Now, the book of Jude is often described as  "apocalyptic" to some degree, partially because it seems to quote 1 Enoch, but for other reasons as well. This does not mean the entire epistle should be categorized as apocalyptic prophecy. It does mean,  however, that the situation facing Jude's audience is set within the context of end-time expectation and the ultimate judgment of God (see Richard, 2001, 241, as well as Harrington, 2003, 179; Lyle, 1998, 70). In other words, how Jude's audience reacts to the present crisis vis-à-vis false teachers and their temptations has other-worldly and eternal ramifications.

Here is why this perspective is helpful for Christians. How we react to temptation, and the stand we take for Jesus Christ, does not merely impact the "here-and-now" but rather has epic, cosmic ramifications. When Joseph resisted the advances of Potiphar's wife, in the "here-and-now" he ended up in prison, but from the perspective of eternity he set in motion a chain of events that would culminate in the Exodus, a key point in Salvation History. When the Apostle Paul, in 2 Corinthians 6:14, warns against "being unequally yoked together with unbelievers" (a phrase which has often been treated as if it refers to merely marriage, but surely contains broader application than just marriage), he does not characterize this as an unwise mistake, that might cause unhappiness, but rather as part of the conflict between "light" and "darkness," or "Christ" vs. "Belial" (vv. 14-15).

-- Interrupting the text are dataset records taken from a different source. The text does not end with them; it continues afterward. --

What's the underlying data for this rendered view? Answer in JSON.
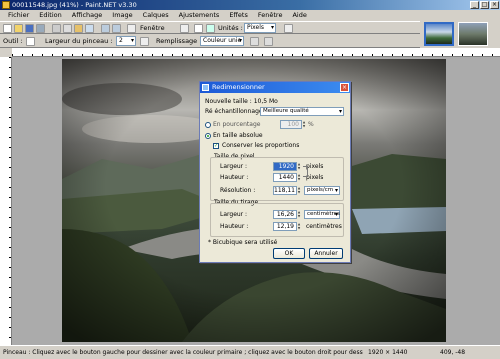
{
  "window": {
    "title": "00011548.jpg (41%) - Paint.NET v3.30"
  },
  "menu": [
    "Fichier",
    "Edition",
    "Affichage",
    "Image",
    "Calques",
    "Ajustements",
    "Effets",
    "Fenêtre",
    "Aide"
  ],
  "toolbar": {
    "window_label": "Fenêtre",
    "units_label": "Unités :",
    "units_value": "Pixels"
  },
  "tool_options": {
    "tool_label": "Outil :",
    "brush_label": "Largeur du pinceau :",
    "brush_value": "2",
    "fill_label": "Remplissage :",
    "fill_value": "Couleur unie"
  },
  "dialog": {
    "title": "Redimensionner",
    "new_size": "Nouvelle taille : 10,5 Mo",
    "resampling_label": "Ré échantillonnage :",
    "resampling_value": "Meilleure qualité",
    "percent_label": "En pourcentage",
    "percent_value": "100",
    "percent_unit": "%",
    "absolute_label": "En taille absolue",
    "keep_ratio_label": "Conserver les proportions",
    "pixel_size_label": "Taille de pixel",
    "width_label": "Largeur :",
    "width_value": "1920",
    "width_unit": "pixels",
    "height_label": "Hauteur :",
    "height_value": "1440",
    "height_unit": "pixels",
    "resolution_label": "Résolution :",
    "resolution_value": "118,11",
    "resolution_unit": "pixels/cm",
    "print_size_label": "Taille du tirage",
    "print_width_label": "Largeur :",
    "print_width_value": "16,26",
    "print_width_unit": "centimètres",
    "print_height_label": "Hauteur :",
    "print_height_value": "12,19",
    "print_height_unit": "centimètres",
    "note": "* Bicubique sera utilisé",
    "ok_label": "OK",
    "cancel_label": "Annuler"
  },
  "status": {
    "hint": "Pinceau : Cliquez avec le bouton gauche pour dessiner avec la couleur primaire ; cliquez avec le bouton droit pour dessiner avec la couleur s",
    "image_size": "1920 × 1440",
    "cursor": "409, -48"
  },
  "colors": {
    "title_bar": "#0a246a",
    "dialog_title": "#1d5ad6",
    "workspace": "#ababab"
  }
}
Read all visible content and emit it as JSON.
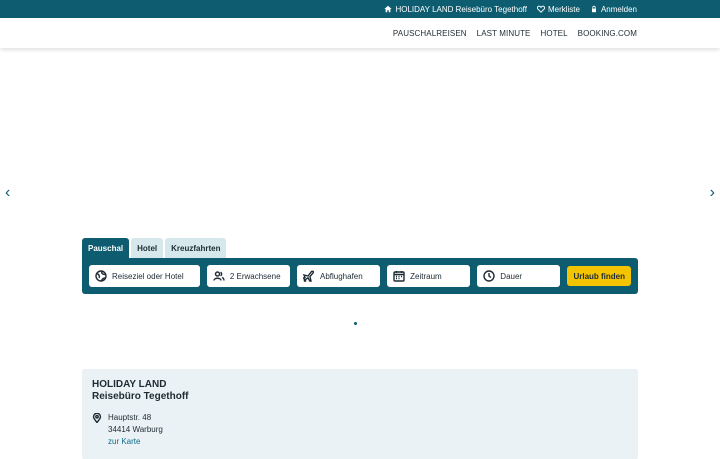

In  other words, apocalyptic literature helps orient us towards the eternal kingdom of God by reminding us that the decisions we make, for good and bad, must not be judged strictly on the basis of the "here-and-now." The temptations we resist and the temptations we cave in to, the activities we participate in, and the attitudes we adopt--all of these must be  understood not primarily in terms of what they mean for me or others today, but rather how they fit into the (very real) cosmic struggle between light and darkness which will only be resolved at the final judgment by Jesus Christ.

Sources cited:

The paragraph on Jude was paraphrasing some material from my forthcoming Lexham Research Commentary on Jude (Lexham Press/Logos).

Collins, John J. "Introduction: Toward the Morphology of a Genre." Semeia 14 (1979): 1-19.

Harrington, Daniel J. "Jude." In 1 Peter, Jude and 2 Peter, by Donald P. Senior and Daniel J. Harrington. Sacra Pagina. Collegeville, MN: Liturgical, 2003.

Lyle, Kenneth R., Jr. Ethical Admonition in the Epistle of Jude. Studies in Biblical Literature 4. New York: Peter Lang, 1998.

Richard, Earl J. Reading 1 Peter, Jude, and 2 Peter: A Literary and Theological Commentary. Macon, GA: Smyth & Helwys, 2001.

Appendix: John J. Collins' definitions of "Apocalypse":
“‘Apocalypse’ is a genre of revelatory literature with a narrative framework, in which a revelation is mediated by an otherworldly being to a human recipient, disclosing a transcendent reality which is both temporal, insofar as it envisages eschatological salvation, and spatial insofar as it involves another, supernatural world.”